Das Besucherzentrum wurde so verortet, dass es mit der umgebenden Landschaft verschmilzt. Während es von der Küste aus im Damm verborgen liegt, wächst es auf der Landseite deutlich sichtbar als dunkle Masse aus dem Erdreich. Das Gebäude selbst ist nur Teil eines umfangreichen Projekts, bei dem es darum ging, die Zufahrtsstraße und den Parkplatz, die Straße und Haltestelle für den Bus, den Küstenweg und die Ausstellungsräumlichkeiten des Besucherzentrums zu organisieren. Das Ganze war in erster Linie ein Landschafts­projekt.

Beinahe alle Besucher kommen mit dem Auto. Die Frage nach der Unterbringung und Organisation der vielen Parkplätze wurde daher zur Priorität der Architekten. Sie wollten unter keinen Umständen ein Bauwerk, das von Parkplätzen eingeschnürt wird. Die Lösung, die sie vorstellten, war ebenso einfach wie genial: zwei Faltungen in der Landschaft, die das Ensemble organisieren.

Die eine hebt sich nach oben und schafft damit den Raum für das eigentliche Besucherzentrum. Die andere senkt sich nach unten und schafft eine Ebene für den Parkplatz, der dadurch dem unmittelbaren Blickfeld des Besuchers entzogen wird. Zwischen diesen beiden Faltungen führt eine breite Grasrampe die Gebäudefassade entlang hoch zum Damm. Dadurch wird die Aufmerksamkeit des Besuchers auf den Damm und nicht die Parkplätze gelenkt.

Geometrie

Das Ensemble ist streng entlang zweier Linien organisiert: die erste verläuft parallel zur Wasserkante während die zweite eine gedankliche Verbindung zwischen dem Giant‘s Causeway und dem benachbarten Bahnhofsgebäude darstellt.

Die strenge Geometrie begründet Róisín Heneghan, Mitbegründerin von Heneghan Peng Architects, damit, dass das Besucherzentrum einen klaren, wenn auch zurückhaltenden Eingriff des Menschen in die bestehende Landschaft darstellen sollte. Ebenso entspricht die Geometrie der Anlage dem vom Menschen bearbeiteten Basaltstein mit seinen harten, scharfen Kanten. Nicht zuletzt sind die Edelstahlgeländer auf den Dachflächen deutliches Zeichen einer menschlichen Intervention.
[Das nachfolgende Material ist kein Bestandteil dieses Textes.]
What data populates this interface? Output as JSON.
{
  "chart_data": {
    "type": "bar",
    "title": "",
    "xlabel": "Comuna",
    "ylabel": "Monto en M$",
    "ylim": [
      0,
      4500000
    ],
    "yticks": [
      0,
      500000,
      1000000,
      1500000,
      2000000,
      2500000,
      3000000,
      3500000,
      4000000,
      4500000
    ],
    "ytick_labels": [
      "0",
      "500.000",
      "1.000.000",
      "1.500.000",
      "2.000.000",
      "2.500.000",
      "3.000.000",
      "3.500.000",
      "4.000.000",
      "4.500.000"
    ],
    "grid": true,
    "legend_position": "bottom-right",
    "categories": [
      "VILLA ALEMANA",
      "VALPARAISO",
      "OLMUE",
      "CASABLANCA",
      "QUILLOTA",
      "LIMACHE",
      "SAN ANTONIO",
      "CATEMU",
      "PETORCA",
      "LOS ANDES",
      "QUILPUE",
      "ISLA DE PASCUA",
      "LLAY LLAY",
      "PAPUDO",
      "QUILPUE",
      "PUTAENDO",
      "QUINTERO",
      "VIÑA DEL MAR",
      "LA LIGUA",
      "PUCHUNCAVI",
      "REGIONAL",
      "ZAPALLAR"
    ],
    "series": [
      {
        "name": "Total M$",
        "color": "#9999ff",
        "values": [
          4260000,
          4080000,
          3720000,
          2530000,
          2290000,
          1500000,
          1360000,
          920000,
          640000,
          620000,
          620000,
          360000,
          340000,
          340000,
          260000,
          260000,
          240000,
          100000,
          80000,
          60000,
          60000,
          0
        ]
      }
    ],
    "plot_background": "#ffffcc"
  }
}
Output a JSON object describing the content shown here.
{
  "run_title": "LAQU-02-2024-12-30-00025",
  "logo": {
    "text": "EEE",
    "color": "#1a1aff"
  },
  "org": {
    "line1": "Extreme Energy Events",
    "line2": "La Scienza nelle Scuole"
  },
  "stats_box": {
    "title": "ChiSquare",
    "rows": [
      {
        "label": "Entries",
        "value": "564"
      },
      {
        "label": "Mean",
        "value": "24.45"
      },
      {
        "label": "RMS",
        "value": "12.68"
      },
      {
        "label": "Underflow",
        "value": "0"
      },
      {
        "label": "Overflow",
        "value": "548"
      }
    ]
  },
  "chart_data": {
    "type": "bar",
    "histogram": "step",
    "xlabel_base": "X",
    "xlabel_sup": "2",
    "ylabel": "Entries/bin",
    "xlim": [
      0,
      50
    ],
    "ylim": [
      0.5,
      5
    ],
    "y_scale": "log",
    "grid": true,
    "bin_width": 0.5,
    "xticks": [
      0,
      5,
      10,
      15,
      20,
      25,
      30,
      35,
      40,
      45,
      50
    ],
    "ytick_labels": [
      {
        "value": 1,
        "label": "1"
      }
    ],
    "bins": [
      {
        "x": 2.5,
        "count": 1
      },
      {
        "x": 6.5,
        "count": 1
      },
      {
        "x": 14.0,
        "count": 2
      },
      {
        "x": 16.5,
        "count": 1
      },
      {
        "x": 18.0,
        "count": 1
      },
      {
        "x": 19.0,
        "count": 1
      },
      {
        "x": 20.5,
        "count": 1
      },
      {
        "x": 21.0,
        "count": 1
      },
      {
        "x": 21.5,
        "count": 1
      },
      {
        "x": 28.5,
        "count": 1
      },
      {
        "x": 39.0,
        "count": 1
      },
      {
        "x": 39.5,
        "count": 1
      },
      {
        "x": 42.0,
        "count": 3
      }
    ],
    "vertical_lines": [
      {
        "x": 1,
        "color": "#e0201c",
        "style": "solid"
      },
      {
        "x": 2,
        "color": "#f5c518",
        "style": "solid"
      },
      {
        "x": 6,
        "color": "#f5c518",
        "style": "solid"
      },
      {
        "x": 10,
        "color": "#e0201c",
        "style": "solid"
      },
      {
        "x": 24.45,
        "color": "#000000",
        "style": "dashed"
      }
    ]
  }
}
Die zwei Linien halfen den Architekten, das neue Besucherzentrum zwischen den bereits existierenden, heterogenen Strukturen – bestehend aus einem Hotel, einem Restaurant sowie der nahe gelegenen Schule – zu organisieren und damit ein Ruhe ausstrahlendes Objekt einzufügen. Die von Heneghan Peng Architects vorgestellte Lösung und das Eingraben der Parkplätze in den ursprünglichen Hang implizierte neben den umfangreichen Erdarbeiten auch sehr viel Überzeugungsarbeit.

Die Stützwand zwischen dem Damm und dem tiefer gelegenen Parkplatz liegt auf einer der beiden Achsen und ist ein wichtiges Element der Gesamtkomposition. Ein Durchgang durch diesen Damm erlaubt es den Besuchern, direkt vom Parkplatz aus zur Bushaltestelle auf der anderen Seite zu gelangen. In diesem Durchgang befindet sich auch der Nebeneingang des Besucherzentrums.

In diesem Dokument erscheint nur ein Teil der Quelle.